La déclaration de clôture de la conférence "AIDS 2012" en juillet dernier à Washington "n’a pas fait la part belle aux enjeux de prévention ou de prise en charge concernant les femmes", estime le Planning familial. "Seul l’accès généralisé à la prévention mère/enfant est cité les concernant. Cela confirme que les femmes restent vues sous le prisme de leur fonction de mère, constituant un véritable scandale dans un contexte de féminisation de l’épidémie", tonne le mouvement.

Ce qui hérisse le Planning, c’est que si le rapport de l’ONUSIDA 2012 fait état d’une baisse de 20 % de nouvelles contaminations depuis 2001, les taux d’infection chez les jeunes femmes de 15 à 24 ans sont deux fois plus élevés que chez les hommes d’une même classe d’âge et 63 % des jeunes vivant avec le VIH sont des jeunes femmes. "Le VIH est la principale cause de décès des femmes en âge de procréer ! Alors que l’épidémie de sida se nourrit des inégalités femmes/hommes et des violences à l’encontre des femmes, aucune mobilisation pour faire avancer leurs droits tant politiques, économiques que sociaux ou pour faire reculer les violences n’est inscrite à l’agenda des organisations internationales ou dans les politiques publiques de lutte contre le sida au niveau national comme international", dénonce le mouvement.

C’est d’autant plus inexplicable et inexcusable que "depuis 20 ans, l’expérience de la lutte contre le sida a montré le lien fort entre statut social et exposition au risque. La lutte contre la pénalisation de l’homosexualité, la répression de la prostitution ou de l’usage de drogue, font partie des combats connus comme indispensables à la lutte contre les contaminations et pour améliorer la prise en charge. Deux poids deux mesures donc qui signifient que l’amélioration du statut social des femmes et le combat pour l’égalité ne sont pas à l’ordre du jour ! Deux poids deux mesures également sur l’investissement de la recherche et des politiques publiques !", affirme le communiqué du mouvement.

"Quelles alternatives sont offertes aux femmes concernant les outils de prévention ?", demande le Planning familial. "Selon les résultats de l’essai Caprisa, l’utilisation d’un gel microbicide permettrait la diminution de la transmission de 39 à 50 % selon l’observance. Pourquoi aucune réflexion n’est-elle donc engagée sur l’utilisation de cet outil de prévention notamment dans des situations d’exposition particulièrement forte pour les femmes, comme c’est le cas pour d’autres outils de prévention ? Est-ce que les femmes, si les résultats intéressants se confirment, pourront voir un accès rapide et facilité à l’anneau vaginal + antiviral ?", interroge le mouvement.
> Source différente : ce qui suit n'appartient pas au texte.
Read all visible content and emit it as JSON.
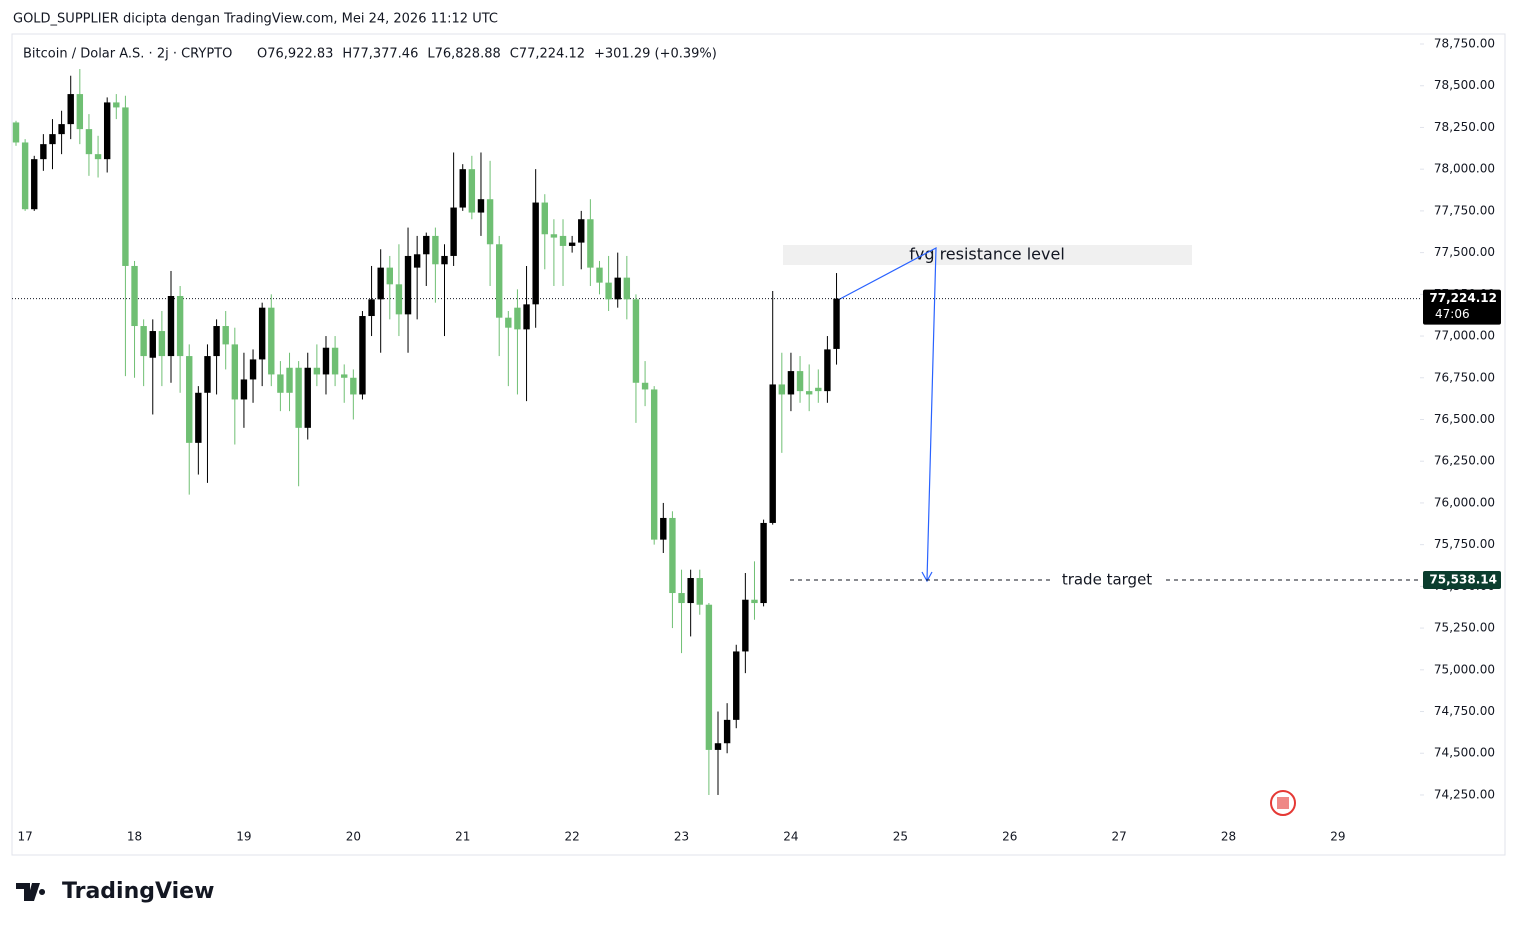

Autre question : "Quels liens sont-ils faits entre contraception et VIH pour les femmes en général et les femmes séropositives en particulier ?" Pour le mouvement, "certains essais font état d’un risque d’augmentation de la contamination au VIH pour les femmes et de l’augmentation de la transmission pour les femmes séropositives sous contraceptif injectable amenant l’Organisation mondiale pour la santé à proposer à ces femmes d’utiliser, en plus de cette contraception, un préservatif. Outre que cette recommandation a de fortes chances de rester lettre morte, aucune mobilisation n’est lancée pour que soient menées très vite des études complémentaires validant ou invalidant cette hypothèse forte. En attendant, les femmes doivent être informées et avoir accès à d’autres méthodes de contraception pour un réel choix".

Autre constat du Planning : "Prise en charge, le compte n’y est toujours pas ! ". "Dans la plupart des essais cliniques, la sous représentation des femmes ne permet pas de disposer de données suffisantes sur l’existence d’effets indésirables spécifiques aux femmes, indique le Planning qui fait sien le plaidoyer d’Act-Up Paris auprès de Marisol Touraine, pour que "la parité dans les essais soit soumise à autorisation de l'ANSM (Agence Nationale de Sécurité Médicale) ". "Non seulement les femmes doivent avoir accès à l’information, à des outils de prévention, au dépistage, au traitement mais elles doivent également être partie prenante des orientations et des décisions prises. Il faut mettre à l’agenda national et international les besoins des femmes quel que soit leur statut ! Il y a urgence", conclut le Planning familial.